With increasing coverage of EA, I’m seeing many critiques on Twitter along the line of “EA billionaires should just pay more taxes” and “philanthropy bypasses democratic processes”.
A key value which EAs share and most people do not hold (or at least do not adhere to in practice) is internationalism and the idea that people matter equally, regardless of nationality.
I think it’s very important to emphasise this when communicating about EA.
Internationalism explains why paying taxes isn’t better than funding EA charities and projects (because governments typically spend <1% of tax revenue on improving things for people in other countries, while EA spending values everyone equally).
Internationalism also justifies philanthropists using their influence to promote policies which improve things for people around the world (because the policies of powerful governments can have large impacts on foreigners, but foreigners are excluded from the democratic processes which determine the policies).
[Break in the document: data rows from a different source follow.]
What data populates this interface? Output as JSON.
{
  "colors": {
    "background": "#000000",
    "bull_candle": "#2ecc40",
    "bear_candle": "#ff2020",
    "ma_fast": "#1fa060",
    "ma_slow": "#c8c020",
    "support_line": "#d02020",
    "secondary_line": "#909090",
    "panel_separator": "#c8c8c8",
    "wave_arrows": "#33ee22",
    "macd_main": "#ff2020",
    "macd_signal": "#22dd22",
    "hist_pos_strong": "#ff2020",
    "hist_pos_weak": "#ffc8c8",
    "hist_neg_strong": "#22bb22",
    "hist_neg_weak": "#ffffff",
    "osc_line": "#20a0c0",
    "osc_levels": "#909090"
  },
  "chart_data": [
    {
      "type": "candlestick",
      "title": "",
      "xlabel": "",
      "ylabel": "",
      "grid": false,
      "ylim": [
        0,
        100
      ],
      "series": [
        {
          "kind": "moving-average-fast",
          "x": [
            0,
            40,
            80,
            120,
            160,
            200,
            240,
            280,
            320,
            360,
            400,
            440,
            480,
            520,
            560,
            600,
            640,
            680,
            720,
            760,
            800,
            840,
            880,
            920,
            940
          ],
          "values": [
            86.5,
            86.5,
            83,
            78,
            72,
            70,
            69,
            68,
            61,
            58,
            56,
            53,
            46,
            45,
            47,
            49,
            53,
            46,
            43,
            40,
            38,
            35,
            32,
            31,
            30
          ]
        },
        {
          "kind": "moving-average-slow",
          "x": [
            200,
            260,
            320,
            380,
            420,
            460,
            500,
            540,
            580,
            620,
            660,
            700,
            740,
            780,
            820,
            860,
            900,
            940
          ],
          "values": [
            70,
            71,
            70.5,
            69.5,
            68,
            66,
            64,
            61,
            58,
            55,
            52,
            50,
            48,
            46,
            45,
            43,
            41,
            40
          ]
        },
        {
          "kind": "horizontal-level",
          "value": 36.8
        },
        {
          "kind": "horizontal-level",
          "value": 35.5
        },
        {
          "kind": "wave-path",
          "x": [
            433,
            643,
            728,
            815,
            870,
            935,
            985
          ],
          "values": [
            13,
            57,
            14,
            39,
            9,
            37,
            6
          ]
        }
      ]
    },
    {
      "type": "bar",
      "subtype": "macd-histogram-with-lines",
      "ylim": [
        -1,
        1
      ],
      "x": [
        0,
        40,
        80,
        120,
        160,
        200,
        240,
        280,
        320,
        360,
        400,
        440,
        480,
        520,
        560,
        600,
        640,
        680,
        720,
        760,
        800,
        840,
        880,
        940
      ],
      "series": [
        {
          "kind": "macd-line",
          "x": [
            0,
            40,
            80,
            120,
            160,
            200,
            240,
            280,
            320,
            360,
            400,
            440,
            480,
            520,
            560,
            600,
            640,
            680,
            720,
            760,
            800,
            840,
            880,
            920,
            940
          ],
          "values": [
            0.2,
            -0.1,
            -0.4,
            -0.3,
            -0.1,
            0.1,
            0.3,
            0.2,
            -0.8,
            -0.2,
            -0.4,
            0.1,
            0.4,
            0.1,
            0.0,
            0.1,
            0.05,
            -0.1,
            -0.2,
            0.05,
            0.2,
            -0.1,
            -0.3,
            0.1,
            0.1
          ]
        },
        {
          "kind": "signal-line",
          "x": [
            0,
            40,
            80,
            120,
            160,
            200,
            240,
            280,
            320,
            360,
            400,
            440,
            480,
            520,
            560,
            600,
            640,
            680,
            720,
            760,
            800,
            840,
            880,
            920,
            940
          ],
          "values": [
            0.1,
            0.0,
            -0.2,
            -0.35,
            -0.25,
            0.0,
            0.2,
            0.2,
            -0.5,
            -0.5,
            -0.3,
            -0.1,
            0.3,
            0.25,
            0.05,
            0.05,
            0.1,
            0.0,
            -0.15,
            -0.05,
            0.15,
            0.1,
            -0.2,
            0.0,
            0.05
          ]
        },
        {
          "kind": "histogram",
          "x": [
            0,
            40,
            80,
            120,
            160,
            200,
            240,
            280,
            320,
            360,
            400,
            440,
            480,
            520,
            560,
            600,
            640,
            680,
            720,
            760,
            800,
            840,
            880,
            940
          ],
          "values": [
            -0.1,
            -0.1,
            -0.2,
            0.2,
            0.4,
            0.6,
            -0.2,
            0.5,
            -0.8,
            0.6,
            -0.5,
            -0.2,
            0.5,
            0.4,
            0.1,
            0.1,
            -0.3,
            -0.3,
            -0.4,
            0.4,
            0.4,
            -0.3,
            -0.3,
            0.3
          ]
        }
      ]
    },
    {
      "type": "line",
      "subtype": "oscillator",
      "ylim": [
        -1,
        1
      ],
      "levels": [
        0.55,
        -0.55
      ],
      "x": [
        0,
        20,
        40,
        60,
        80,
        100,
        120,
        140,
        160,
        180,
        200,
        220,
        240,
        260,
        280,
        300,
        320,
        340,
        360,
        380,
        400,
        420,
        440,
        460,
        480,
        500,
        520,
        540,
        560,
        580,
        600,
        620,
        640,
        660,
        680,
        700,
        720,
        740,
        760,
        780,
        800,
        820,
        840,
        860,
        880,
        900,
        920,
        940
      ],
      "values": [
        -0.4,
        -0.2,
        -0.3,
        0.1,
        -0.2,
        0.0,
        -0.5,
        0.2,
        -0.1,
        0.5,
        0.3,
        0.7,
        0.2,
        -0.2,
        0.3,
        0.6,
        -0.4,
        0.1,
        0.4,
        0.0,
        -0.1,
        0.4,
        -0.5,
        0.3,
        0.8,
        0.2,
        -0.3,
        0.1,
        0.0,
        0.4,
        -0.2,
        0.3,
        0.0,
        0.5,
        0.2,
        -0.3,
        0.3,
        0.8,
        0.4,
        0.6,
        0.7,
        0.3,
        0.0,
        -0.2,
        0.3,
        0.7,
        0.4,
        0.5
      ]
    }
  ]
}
(Also, side note, but I think when EAs observe that people don’t care as much about people who are far away from them, the reason is more about nationality and nationalism than physical distance)
Cf this post from 2014 which had a similar message.
That's definitely a con that will cost many QALY's. But so does the risk in cosmopolitanism; the lack of incentive for government innovation to attract citizens which also costs many QALY's.
I do want to say that I'm not saying cosmopolitanism isn't the best option, but rather think some more doubt and careful running of the numbers of QALY's may be necessary to increase confidence in that option.
Also Your totally right that it's impractical often to tell the person in a bad nation to just leave their nation & they did not choose their country.